Mais cela ne signifiait pas qu’ils ne pouvaient pas dépasser cette restriction. 

Le moyen le plus simple était de demander à Chloris de “transférer” les appels. Lorsqu’elle devenait le Cœur de la Forêt, elle pouvait contrôler mentalement la totalité de la Forêt aux Secrets et transférer des informations encore plus rapidement que Foudre lorsqu’elle volait à la vitesse du son. Il suffisait alors aux personnes du front d’appeler la sorcière pour qu’elle transfère la communication à Roland, ce qui pouvait, sous un certain aspect, être considéré comme un message instantané. 

– « Tout va bien pour le moment », répondit Chloris en prenant, ce qui n’était pas nécessaire, une voix grave pour imiter Hache-De-Fer. « Vous aviez raison : les Diables ont tenté à plusieurs reprises de détruire la voie ferrée sans toutefois parvenir à affecter notre logistique. Sans l’aide des Diables Araignées, ils étaient contraints de déplacer les rails manuellement et de se dépêcher pour ne pas prendre de plein fouet la Rivière Noire. Comme il n’était pas nécessaire de remplacer l’ensemble du chemin de fer, notre équipe d’ingénieurs n’a pas mis longtemps à réparer la section endommagée. »

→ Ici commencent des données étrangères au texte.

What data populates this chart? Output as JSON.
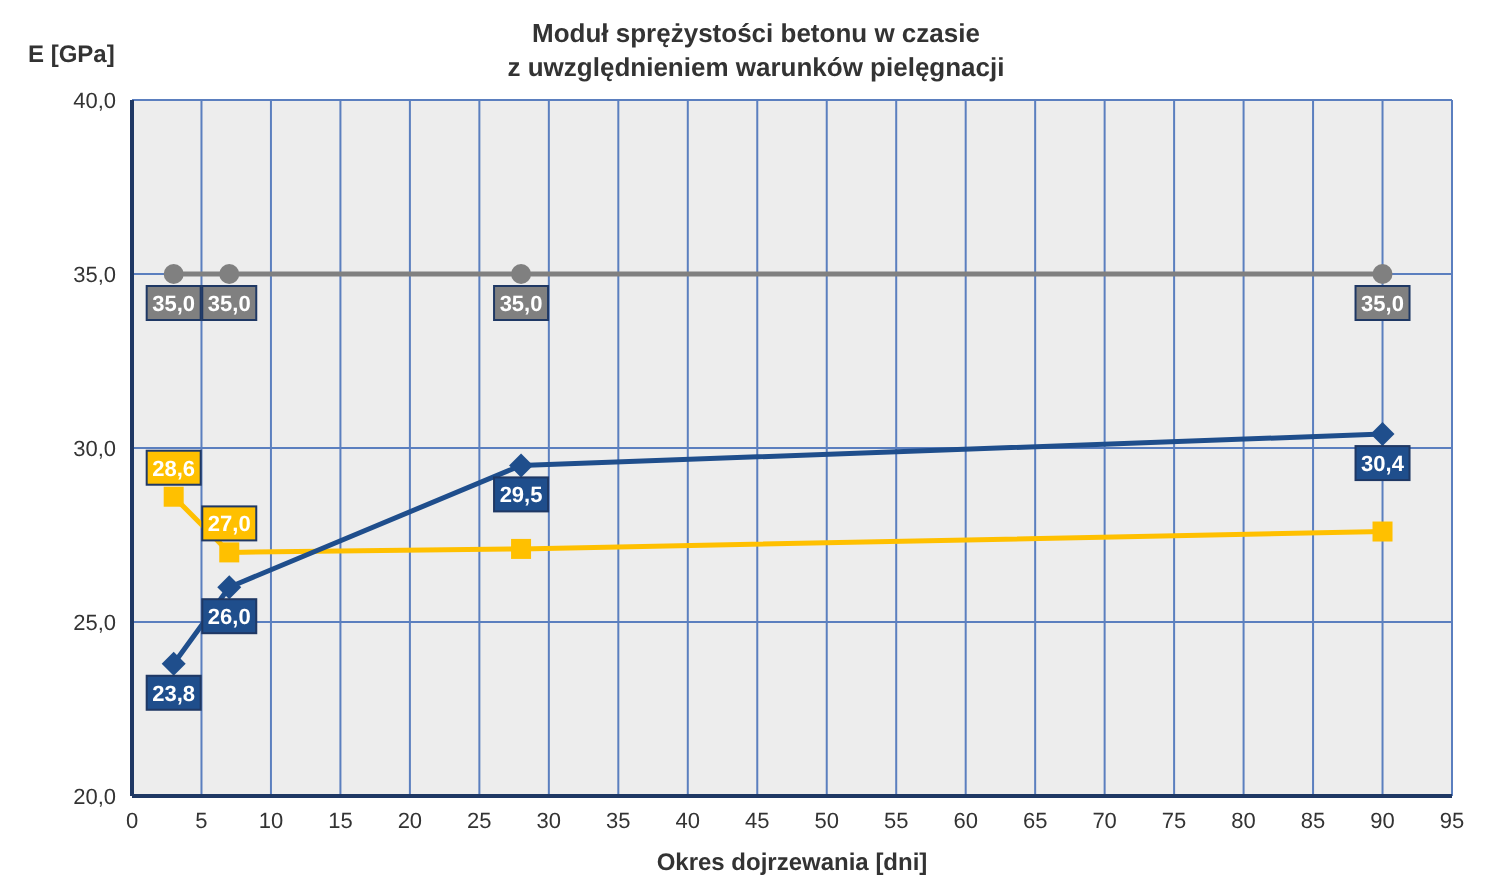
{
  "chart_data": {
    "type": "line",
    "title": "Moduł sprężystości betonu w czasie",
    "subtitle": "z uwzględnieniem warunków pielęgnacji",
    "xlabel": "Okres dojrzewania [dni]",
    "ylabel": "E [GPa]",
    "x": [
      3,
      7,
      28,
      90
    ],
    "series": [
      {
        "color": "#808080",
        "marker": "circle",
        "values": [
          35.0,
          35.0,
          35.0,
          35.0
        ],
        "value_labels": [
          "35,0",
          "35,0",
          "35,0",
          "35,0"
        ]
      },
      {
        "color": "#ffc000",
        "marker": "square",
        "values": [
          28.6,
          27.0,
          27.1,
          27.6
        ],
        "value_labels": [
          "28,6",
          "27,0",
          null,
          null
        ]
      },
      {
        "color": "#1f4e8c",
        "marker": "diamond",
        "values": [
          23.8,
          26.0,
          29.5,
          30.4
        ],
        "value_labels": [
          "23,8",
          "26,0",
          "29,5",
          "30,4"
        ]
      }
    ],
    "xlim": [
      0,
      95
    ],
    "xticks": [
      0,
      5,
      10,
      15,
      20,
      25,
      30,
      35,
      40,
      45,
      50,
      55,
      60,
      65,
      70,
      75,
      80,
      85,
      90,
      95
    ],
    "ylim": [
      20,
      40
    ],
    "yticks": [
      {
        "value": 20,
        "label": "20,0"
      },
      {
        "value": 25,
        "label": "25,0"
      },
      {
        "value": 30,
        "label": "30,0"
      },
      {
        "value": 35,
        "label": "35,0"
      },
      {
        "value": 40,
        "label": "40,0"
      }
    ],
    "grid": true,
    "legend": false,
    "line_style": "solid"
  }
}
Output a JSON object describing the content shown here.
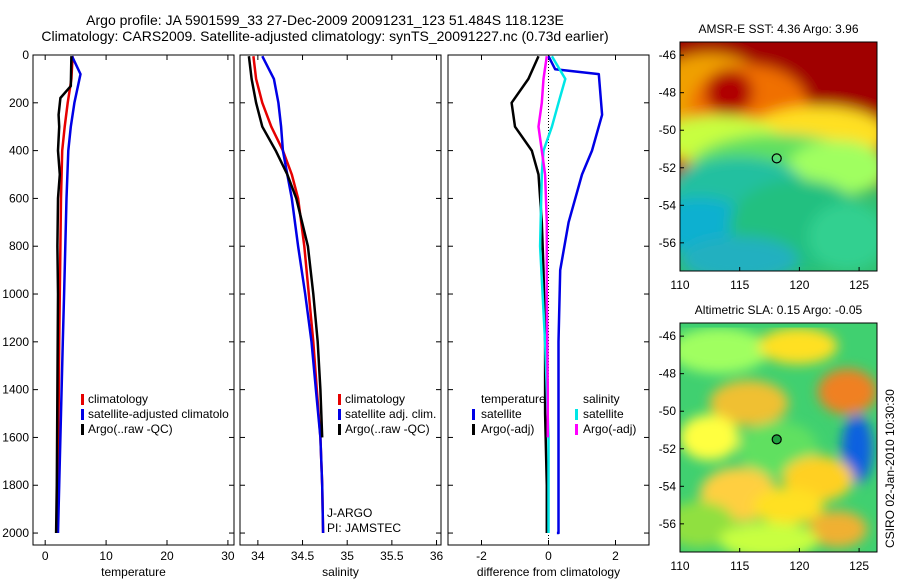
{
  "title_line1": "Argo profile: JA 5901599_33 27-Dec-2009 20091231_123 51.484S 118.123E",
  "title_line2": "Climatology: CARS2009. Satellite-adjusted climatology: synTS_20091227.nc (0.73d earlier)",
  "side_label": "CSIRO 02-Jan-2010 10:30:30",
  "colors": {
    "climatology": "#e60000",
    "satellite": "#0000e6",
    "argo": "#000000",
    "sal_satellite": "#00e6e6",
    "sal_argo": "#ff00ff"
  },
  "chart_data": [
    {
      "id": "temperature",
      "type": "line",
      "xlabel": "temperature",
      "ylabel": "",
      "xlim": [
        -2,
        31
      ],
      "ylim": [
        2050,
        0
      ],
      "xticks": [
        0,
        10,
        20,
        30
      ],
      "xtick_labels": [
        "0",
        "10",
        "20",
        "30"
      ],
      "yticks": [
        0,
        200,
        400,
        600,
        800,
        1000,
        1200,
        1400,
        1600,
        1800,
        2000
      ],
      "ytick_labels": [
        "0",
        "200",
        "400",
        "600",
        "800",
        "1000",
        "1200",
        "1400",
        "1600",
        "1800",
        "2000"
      ],
      "legend": [
        "climatology",
        "satellite-adjusted climatolo",
        "Argo(..raw -QC)"
      ],
      "series": [
        {
          "name": "climatology",
          "color": "#e60000",
          "x": [
            4.5,
            4.3,
            3.7,
            3.2,
            2.8,
            2.6,
            2.5,
            2.4,
            2.3,
            2.2,
            2.1,
            2.0
          ],
          "y": [
            5,
            100,
            200,
            300,
            400,
            600,
            800,
            1000,
            1200,
            1500,
            1800,
            2000
          ]
        },
        {
          "name": "satellite-adjusted climatology",
          "color": "#0000e6",
          "x": [
            4.4,
            5.8,
            4.8,
            4.2,
            3.8,
            3.5,
            3.3,
            3.1,
            2.9,
            2.6,
            2.3,
            2.1
          ],
          "y": [
            5,
            80,
            200,
            300,
            400,
            600,
            800,
            1000,
            1200,
            1500,
            1800,
            2000
          ]
        },
        {
          "name": "Argo(..raw -QC)",
          "color": "#000000",
          "x": [
            4.3,
            4.2,
            2.5,
            2.2,
            2.3,
            2.1,
            2.4,
            2.1,
            2.0,
            2.1,
            2.0,
            1.9,
            1.8
          ],
          "y": [
            5,
            130,
            180,
            250,
            300,
            400,
            500,
            600,
            800,
            1000,
            1400,
            1800,
            2000
          ]
        }
      ]
    },
    {
      "id": "salinity",
      "type": "line",
      "xlabel": "salinity",
      "ylabel": "",
      "xlim": [
        33.8,
        36.05
      ],
      "ylim": [
        2050,
        0
      ],
      "xticks": [
        34,
        34.5,
        35,
        35.5,
        36
      ],
      "xtick_labels": [
        "34",
        "34.5",
        "35",
        "35.5",
        "36"
      ],
      "yticks": [
        0,
        200,
        400,
        600,
        800,
        1000,
        1200,
        1400,
        1600,
        1800,
        2000
      ],
      "legend": [
        "climatology",
        "satellite adj. clim.",
        "Argo(..raw -QC)"
      ],
      "annotation": [
        "J-ARGO",
        "PI: JAMSTEC"
      ],
      "series": [
        {
          "name": "climatology",
          "color": "#e60000",
          "x": [
            33.95,
            33.98,
            34.05,
            34.15,
            34.28,
            34.38,
            34.45,
            34.52,
            34.57,
            34.62,
            34.66,
            34.7,
            34.72,
            34.73
          ],
          "y": [
            5,
            100,
            200,
            300,
            400,
            500,
            600,
            800,
            1000,
            1200,
            1400,
            1600,
            1800,
            2000
          ]
        },
        {
          "name": "satellite adj. clim.",
          "color": "#0000e6",
          "x": [
            34.05,
            34.18,
            34.23,
            34.26,
            34.28,
            34.33,
            34.38,
            34.45,
            34.53,
            34.6,
            34.65,
            34.7,
            34.72,
            34.73
          ],
          "y": [
            5,
            100,
            200,
            300,
            400,
            500,
            600,
            800,
            1000,
            1200,
            1400,
            1600,
            1800,
            2000
          ]
        },
        {
          "name": "Argo(..raw -QC)",
          "color": "#000000",
          "x": [
            33.9,
            33.93,
            33.98,
            34.05,
            34.2,
            34.33,
            34.43,
            34.56,
            34.62,
            34.67,
            34.7,
            34.72
          ],
          "y": [
            5,
            100,
            200,
            300,
            400,
            500,
            600,
            800,
            1000,
            1200,
            1400,
            1600
          ]
        }
      ]
    },
    {
      "id": "difference",
      "type": "line",
      "xlabel": "difference from climatology",
      "ylabel": "",
      "xlim": [
        -3,
        3
      ],
      "ylim": [
        2050,
        0
      ],
      "xticks": [
        -2,
        0,
        2
      ],
      "xtick_labels": [
        "-2",
        "0",
        "2"
      ],
      "yticks": [
        0,
        200,
        400,
        600,
        800,
        1000,
        1200,
        1400,
        1600,
        1800,
        2000
      ],
      "legend_left_title": "temperature",
      "legend_right_title": "salinity",
      "legend_left": [
        "satellite",
        "Argo(-adj)"
      ],
      "legend_right": [
        "satellite",
        "Argo(-adj)"
      ],
      "series": [
        {
          "name": "temperature satellite",
          "color": "#0000e6",
          "x": [
            0.0,
            0.2,
            1.5,
            1.6,
            1.3,
            1.0,
            0.6,
            0.35,
            0.3,
            0.3,
            0.3,
            0.3,
            0.25
          ],
          "y": [
            5,
            60,
            80,
            250,
            400,
            500,
            700,
            900,
            1200,
            1500,
            1800,
            2000,
            2000
          ]
        },
        {
          "name": "temperature Argo(-adj)",
          "color": "#000000",
          "x": [
            -0.3,
            -0.6,
            -1.1,
            -1.0,
            -0.5,
            -0.3,
            -0.2,
            -0.15,
            -0.1,
            -0.1,
            -0.05,
            -0.05,
            -0.05
          ],
          "y": [
            5,
            100,
            200,
            300,
            400,
            500,
            700,
            900,
            1200,
            1500,
            1800,
            2000,
            2000
          ]
        },
        {
          "name": "salinity satellite",
          "color": "#00e6e6",
          "x": [
            0.1,
            0.5,
            0.3,
            0.1,
            -0.15,
            -0.2,
            -0.25,
            -0.1,
            0.0,
            0.0
          ],
          "y": [
            5,
            100,
            200,
            300,
            400,
            500,
            800,
            1200,
            1600,
            2000
          ]
        },
        {
          "name": "salinity Argo(-adj)",
          "color": "#ff00ff",
          "x": [
            -0.05,
            -0.15,
            -0.2,
            -0.3,
            -0.2,
            -0.1,
            -0.05,
            -0.05,
            -0.02,
            -0.02
          ],
          "y": [
            5,
            100,
            200,
            300,
            400,
            500,
            700,
            1000,
            1400,
            1600
          ]
        }
      ]
    },
    {
      "id": "sst_map",
      "type": "heatmap",
      "title": "AMSR-E SST: 4.36 Argo: 3.96",
      "xlim": [
        110,
        126.5
      ],
      "ylim": [
        -57.5,
        -45.3
      ],
      "xticks": [
        110,
        115,
        120,
        125
      ],
      "xtick_labels": [
        "110",
        "115",
        "120",
        "125"
      ],
      "yticks": [
        -46,
        -48,
        -50,
        -52,
        -54,
        -56
      ],
      "ytick_labels": [
        "-46",
        "-48",
        "-50",
        "-52",
        "-54",
        "-56"
      ],
      "marker": {
        "lon": 118.1,
        "lat": -51.5
      }
    },
    {
      "id": "sla_map",
      "type": "heatmap",
      "title": "Altimetric SLA: 0.15 Argo: -0.05",
      "xlim": [
        110,
        126.5
      ],
      "ylim": [
        -57.5,
        -45.3
      ],
      "xticks": [
        110,
        115,
        120,
        125
      ],
      "xtick_labels": [
        "110",
        "115",
        "120",
        "125"
      ],
      "yticks": [
        -46,
        -48,
        -50,
        -52,
        -54,
        -56
      ],
      "ytick_labels": [
        "-46",
        "-48",
        "-50",
        "-52",
        "-54",
        "-56"
      ],
      "marker": {
        "lon": 118.1,
        "lat": -51.5
      }
    }
  ]
}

– « Il semblerait que le train blindé ait joué son rôle. » 

 

– « Oui, Votre Majesté. Les trains blindés fonctionnent en fait comme de petites forteresses et jouent un rôle important dans l’envoi de renforts et la réparation du chemin de fer. J’aurais seulement préféré que nous en ayons davantage afin que nous puissions en mettre un à chaque station. »  

– « Cela semble si facile à vous entendre », répondit Roland en souriant. « Mais nous n’avons pas besoin que de trains blindés, les sorcières devant continuer à construire également des trains de marchandises. Pour le moment, les deux que nous avons suffisent. Continuez d’étendre notre ligne défensive en espérant que nous serons prêts pour la grande offensive qui aura lieu au milieu de l’été. »  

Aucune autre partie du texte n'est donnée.